Suja Sawafta autrice e docente di letteratura araba, racconta di lui: “Era entrato nel programma di mentorship di cui faccio parte. Sognava di studiare e faceva ogni giorno mezz’ora di strada avanti e indietro” per trovare un briciolo di connessione internet “anche mentre era ferito, affamato e disidratato”.
“Salam ragazzi – aveva scritto pochi giorni prima ai compagni della Scholarships for Ghaza Initiative fondata da Ahmed Issa – ieri hanno bombardato davanti all’ospedale Al Aqsa, io ero lì che dormivo e mi sono visto la morte in faccia. Mi hanno tirato fuori dalle macerie: ero svenuto, ferito e insanguinato come in un incubo. Ho una ferita alla testa e mi hanno dato 11 punti dietro alle orecchie. Se il colpo fosse stato appena più forte ormai sarei morto, o avrei subito danni ai polmoni.

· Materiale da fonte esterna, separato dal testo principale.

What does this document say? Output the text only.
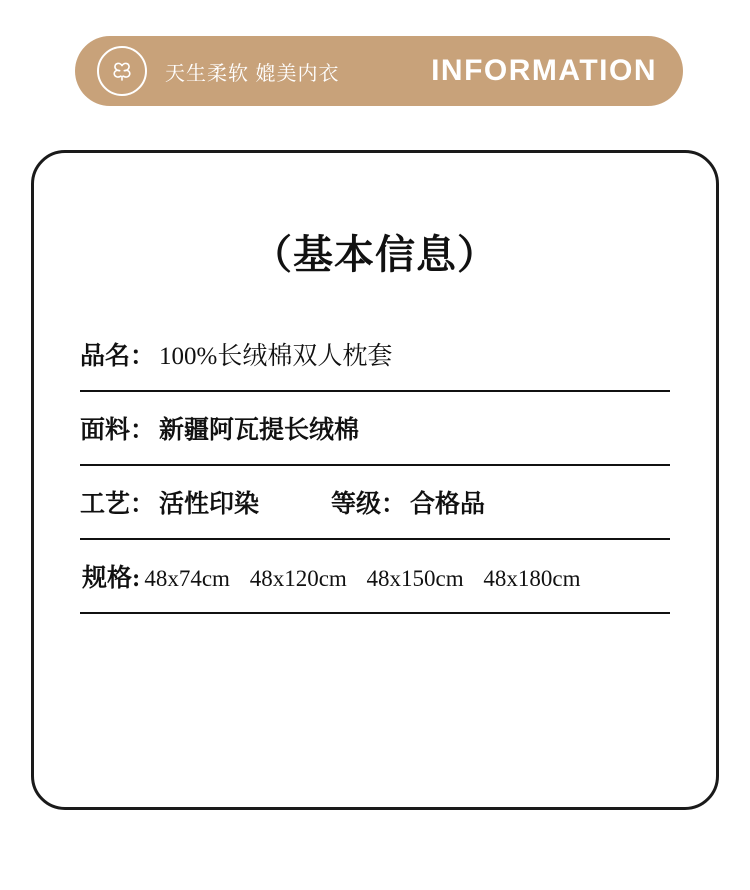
天生柔软 媲美内衣	INFORMATION
（基本信息）
品名： 100%长绒棉双人枕套
面料： 新疆阿瓦提长绒棉
工艺： 活性印染	等级： 合格品
规格: 48x74cm 48x120cm 48x150cm 48x180cm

Al momento mi fa male ovunque”.
“Shaban – scrive ora Issa su Instagram – mi aveva scritto che era stato ferito”. Mostra lo screenshot: “Mi dispiace tanto Shaban – gli ho risposto – non ho davvero parole. Mi raccomando, abbi cura di te”. La replica arriva domenica mattina alle 11,16: “Grazie a Dio ora sto un po’ meglio”. È morto poche ore più tardi. Shaban aveva affidato la sua disperazione un post su Facebook: “Mai nella mia vita ho sentito qualcosa di più terrificante del pensiero della morte di una persona, della sua scomparsa in un attimo. Della sua fine improvvisa, e dell’impossibilità del ritorno. La mente umana, con tutta la sua vivida immaginazione e la capacità di comprensione e creazione, è impotente di fronte a questo vuoto. Se non fosse per la misericordia di Dio su di noi, per la nostra fede che questa è la Sua volontà e per la nostra accettazione di ciò, certamente perderemo la ragione”. Un addio straziante quello di Shaban, i cui occhi, non potranno mai gioire del futuro luminoso che lo attendeva.